Fixed Form Variational Bayes (FFVB)

This tutorial gives a quick introduction to Mean Field Variational Bayes.

FFVB

$\def\t{\theta} \def\LB{\text{LB}} \def\E{\mathbb{E}} \def\KL{\text{KL}} \def\F{\cal{F}} \def\N{\cal{N}} \def\s{\sigma} \def\a{\alpha} \def\b{\beta} \def\l{\lambda} \def\V{\mathbb{V}} \def\cov{\text{cov}} \newcommand{\eps}{\epsilon} \newcommand{\wh}{\widehat} \newcommand{\wt}{\widetilde}$ FFVB assumes a fixed parametric form for the VB approximation density $q$, i.e. $q=q_\l$ belongs to some class of distributions $\mathcal Q$ indexed by a vector $\lambda$ called the variational parameter. For example, $q_\l$ is a Gaussian distribution with mean $\mu$ and covariance matrix $\Sigma$.

FFVB finds the best $q_\lambda$ in the class $\mathcal{Q}$ by optimizing the lower bound

\[\tag{15}\label{eq: LB} \LB(\lambda):= \LB(q_\lambda) =\E_{q_\lambda}\left[\log\frac{p(\theta)p(y|\theta)}{q_\lambda(\theta)}\right]=\E_{q_\lambda}\big[h_\lambda(\theta)\big],\]

with

\[h_\lambda(\t):=\log\big(\frac{p(\t) p(y \mid \t)}{q_\lambda(\theta)}\big).\]

Later we also use $h(\theta)$, without the subscript, to denote the model-specific function $\log\;\big(p(\t) p(y|\t)\big)$. Except for a few trivial cases where the LB can be computed analytically and optimized using classical optimization routines, stochastic optimization is often used to optimize $\LB(\lambda)$. The gradient vector of LB is

\[\begin{eqnarray}\tag{16}\label{eq:lb gradient} \nabla_\lambda\LB(\lambda)&=&\int_\Theta\nabla_\lambda q_\lambda(\theta)\log\frac{p(\theta)p(y \mid \theta)}{q_\lambda(\theta)}d\theta-\int_\Theta q_\lambda(\theta)\nabla_\lambda\log q_\lambda(\theta)d\theta\\ &=&\int_\Theta q_\lambda(\theta)\nabla_\lambda \log q_\lambda(\theta)\log\frac{p(\theta)p(y \mid \theta)}{q_\lambda(\theta)}d\theta-\int_\Theta \nabla_\lambda q_\lambda(\theta)d\theta\\ &=&\int_\Theta q_\lambda(\theta)\nabla_\lambda \log q_\lambda(\theta)\log\frac{p(\theta)p(y \mid \theta)}{q_\lambda(\theta)}d\theta-\nabla_\lambda\int_\Theta q_\lambda(\theta)d\theta\\ &=&\E_{q_\lambda}\left[\nabla_\lambda \log q_\lambda(\theta)\times\log\frac{p(\theta)p(y \mid \theta)}{q_\lambda(\theta)}\right]\\ &=&\E_{q_\lambda}\left[\nabla_\lambda \log q_\lambda(\theta)\times h_\lambda(\theta)\right].\end{eqnarray}\]

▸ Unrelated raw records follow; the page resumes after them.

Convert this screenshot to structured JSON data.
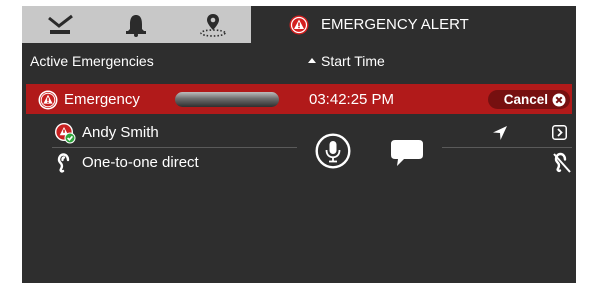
{
  "tabs": {
    "active_title": "EMERGENCY ALERT",
    "icons": [
      "checklist-icon",
      "bell-icon",
      "location-pin-icon"
    ]
  },
  "header": {
    "left_label": "Active Emergencies",
    "sort_label": "Start Time"
  },
  "emergency": {
    "label": "Emergency",
    "time": "03:42:25 PM",
    "cancel_label": "Cancel"
  },
  "person": {
    "name": "Andy Smith"
  },
  "call": {
    "mode": "One-to-one direct"
  },
  "colors": {
    "panel_bg": "#2e2e2e",
    "emergency_red": "#b11a1a",
    "tab_inactive": "#c8c8c8"
  }
}
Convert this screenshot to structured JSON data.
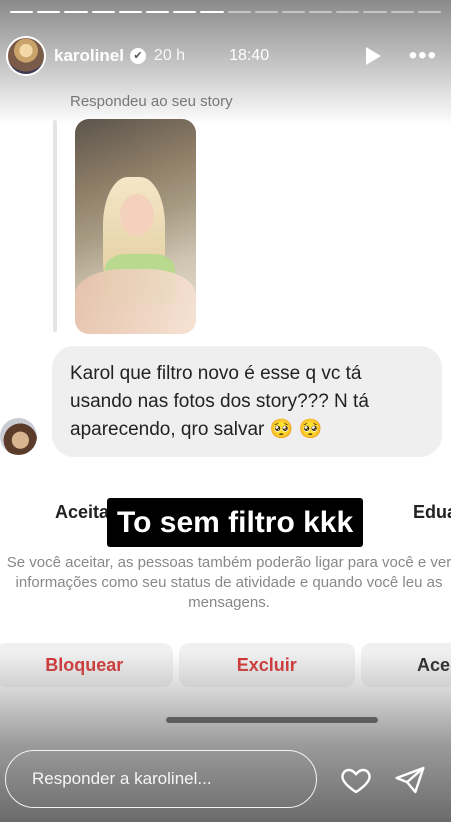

The gradient in this form is often referred to as score-function gradient, another way known as reparameterization gradient to compute the gradient of the lower bound.

In Monte Carlo simulation, by $\t\sim q_\lambda(\t)$ we mean that we draw a random variable or random vector $\theta$ from the probability distribution with density $q_\l(\t)$. That notation also means $\theta$ is a random variable/vector whose probability density function is $q_\l(\t)$. It follows from $\eqref{eq:lb gradient}$ that, by generating $\t\sim q_\lambda(\t)$, it is straightforward to obtain an unbiased estimator $\wh{\nabla_\l\text{LB}}(\l)$ of the gradient $\nabla_\l\text{LB}(\l)$, i.e., $\E\big[\wh{\nabla_\l\text{LB}}(\l)\big]=\nabla_\l\text{LB}(\l)$.

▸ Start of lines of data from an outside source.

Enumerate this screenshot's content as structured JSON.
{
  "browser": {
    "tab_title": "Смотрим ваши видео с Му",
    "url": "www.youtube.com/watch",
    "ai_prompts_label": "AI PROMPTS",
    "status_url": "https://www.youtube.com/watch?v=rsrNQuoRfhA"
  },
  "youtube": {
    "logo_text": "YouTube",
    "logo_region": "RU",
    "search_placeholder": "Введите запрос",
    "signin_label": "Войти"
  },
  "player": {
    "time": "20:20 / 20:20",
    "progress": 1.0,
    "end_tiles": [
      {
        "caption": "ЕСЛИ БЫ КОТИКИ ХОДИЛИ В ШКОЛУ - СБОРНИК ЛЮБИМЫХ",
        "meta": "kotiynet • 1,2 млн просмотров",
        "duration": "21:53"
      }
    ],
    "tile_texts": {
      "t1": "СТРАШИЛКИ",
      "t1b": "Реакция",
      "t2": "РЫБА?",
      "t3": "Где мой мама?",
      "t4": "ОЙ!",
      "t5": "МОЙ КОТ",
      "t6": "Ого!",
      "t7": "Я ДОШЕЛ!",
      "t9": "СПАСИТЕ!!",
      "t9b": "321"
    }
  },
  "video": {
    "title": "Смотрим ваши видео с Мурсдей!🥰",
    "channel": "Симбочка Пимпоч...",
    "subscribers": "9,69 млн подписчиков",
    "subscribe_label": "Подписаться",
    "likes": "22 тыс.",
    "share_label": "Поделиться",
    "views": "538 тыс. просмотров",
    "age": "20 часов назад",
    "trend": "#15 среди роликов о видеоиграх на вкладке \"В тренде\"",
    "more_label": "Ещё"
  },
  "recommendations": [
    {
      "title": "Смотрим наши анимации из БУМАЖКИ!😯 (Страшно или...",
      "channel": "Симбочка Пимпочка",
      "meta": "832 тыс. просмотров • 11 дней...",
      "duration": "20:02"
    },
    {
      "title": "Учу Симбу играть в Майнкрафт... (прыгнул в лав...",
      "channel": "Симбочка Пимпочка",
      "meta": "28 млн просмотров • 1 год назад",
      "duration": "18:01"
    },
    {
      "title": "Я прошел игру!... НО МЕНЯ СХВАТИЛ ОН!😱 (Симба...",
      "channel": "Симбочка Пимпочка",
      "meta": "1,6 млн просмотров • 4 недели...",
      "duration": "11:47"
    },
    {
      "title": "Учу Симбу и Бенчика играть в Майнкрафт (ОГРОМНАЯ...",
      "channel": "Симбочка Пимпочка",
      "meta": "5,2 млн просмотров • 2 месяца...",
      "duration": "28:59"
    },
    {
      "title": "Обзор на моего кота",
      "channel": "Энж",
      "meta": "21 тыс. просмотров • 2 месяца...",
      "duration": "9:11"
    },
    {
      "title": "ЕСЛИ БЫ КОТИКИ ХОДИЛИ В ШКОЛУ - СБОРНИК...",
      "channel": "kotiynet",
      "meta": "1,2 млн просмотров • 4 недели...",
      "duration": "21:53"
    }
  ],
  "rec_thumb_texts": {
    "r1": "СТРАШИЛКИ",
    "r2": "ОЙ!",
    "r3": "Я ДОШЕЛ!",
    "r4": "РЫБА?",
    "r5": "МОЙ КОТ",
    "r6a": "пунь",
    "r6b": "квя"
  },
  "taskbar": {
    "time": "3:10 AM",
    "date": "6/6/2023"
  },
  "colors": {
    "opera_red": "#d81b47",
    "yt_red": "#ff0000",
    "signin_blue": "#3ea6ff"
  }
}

Unbiased estimate of the gradient of the target function is theoretically required in stochastic optimization. Therefore, we can use stochastic optimization to optimize $\text{LB}(\lambda)$. The basic algorithm is as follows:

Algorithm 3: Basic FFVB algorithm

Initialize $\l^{(0)}$ and stop the following iteration if the stopping criterion is met.
For $t=0,1,…$
- Generate $\theta_s\sim q_{\lambda^{(t)}}(\theta)$, $s=1,…,S$
- Compute the unbiased estimate of the LB gradient
  \[\wh{\nabla_\l\text{LB}}(\l^{(t)}):=\frac{1}{S}\sum_{s=1}^S\nabla_\lambda \log q_\lambda(\theta_s)\times h_\lambda(\theta_s)|_{\lambda=\lambda^{(t)}}\]
- Update
  \[\tag{17}\label{eq:update rule} \l^{(t+1)}=\l^{(t)}+a_t\wh{\nabla_\l\text{LB}}(\l^{(t)}).\]

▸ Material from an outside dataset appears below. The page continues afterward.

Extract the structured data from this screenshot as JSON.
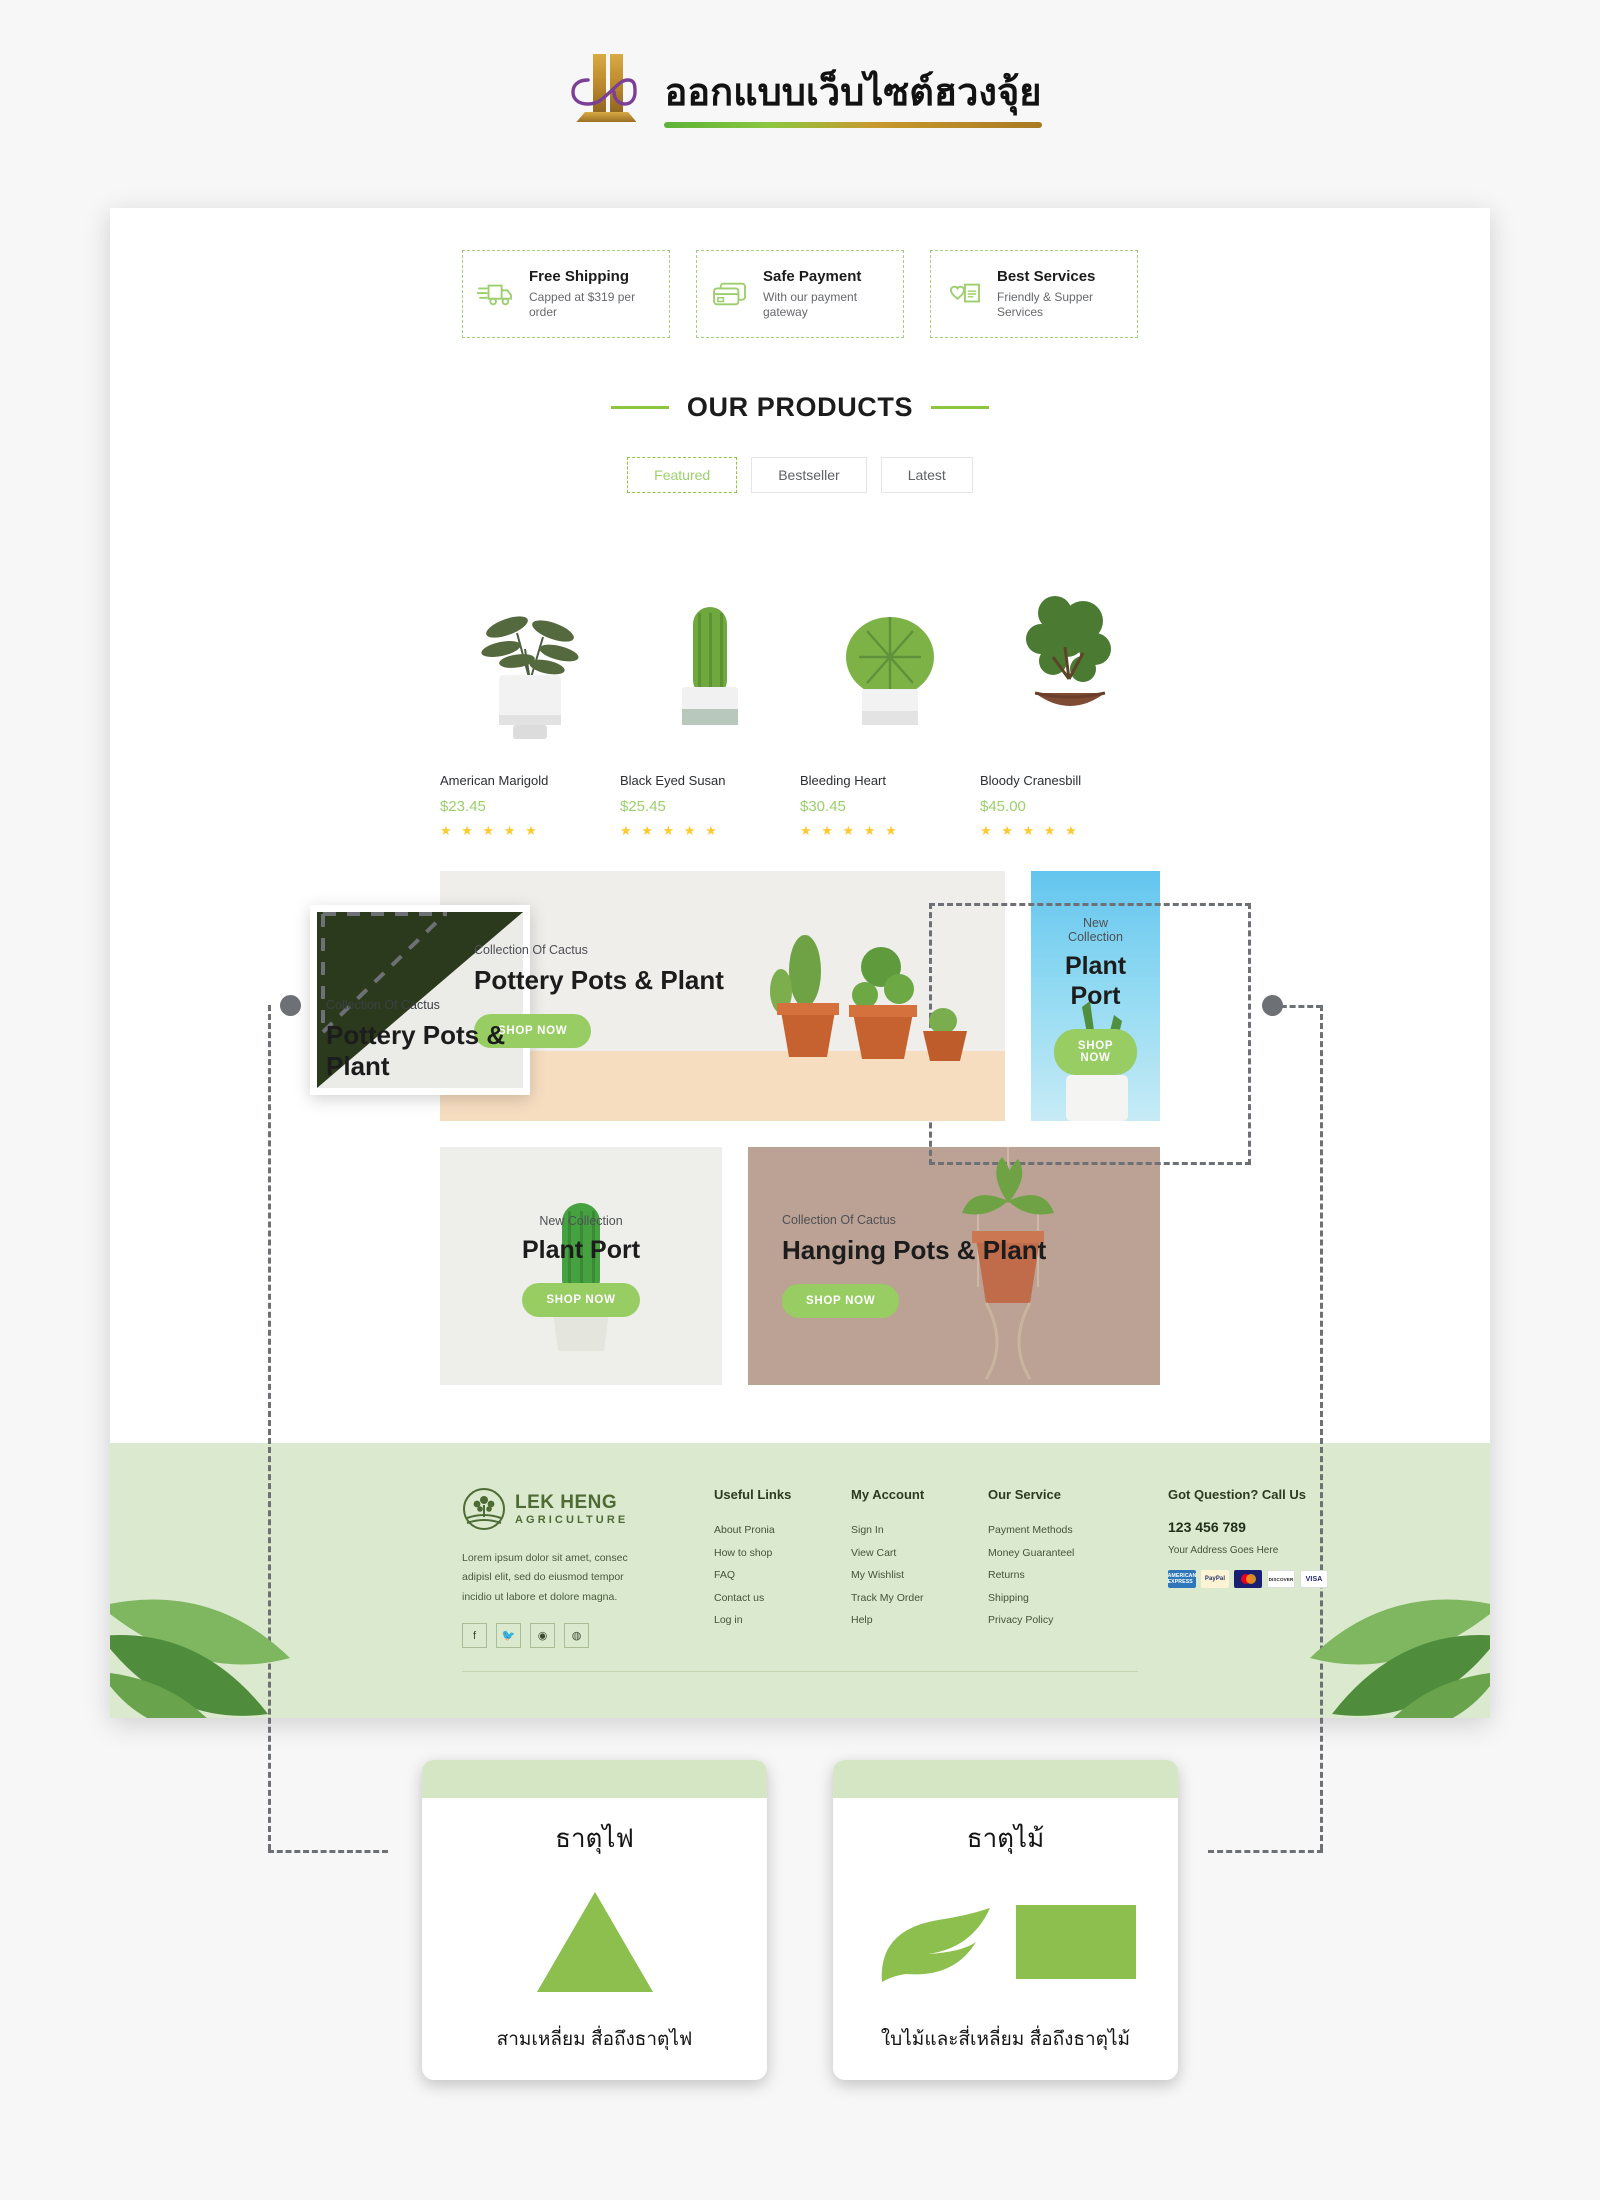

The algorithmic parameter $S$ is referred to as the number of Monte Carlo samples (used to estimate the gradient of the lower bound). The sequence of learning rates $\{a_t\}$ should satisfy the theoretical requirements $a_t>0$, $\sum_t a_t=\infty$ and $\sum_t a_t^2<\infty$. However, this basic VB algorithm hardly works in practice and requires some refinements to make it work. Much of the rest of this section focuses on presenting and explaining those refinements.

Stopping criterion

Let us first discuss on the stopping rule. An easy-to-implement stopping rule is to terminate the updating procedure if the change between $\lambda^{(t+1)}$ and $\lambda^{(t)}$, e.g. in terms of the Euclidean distance, is less than some threshold $\epsilon$.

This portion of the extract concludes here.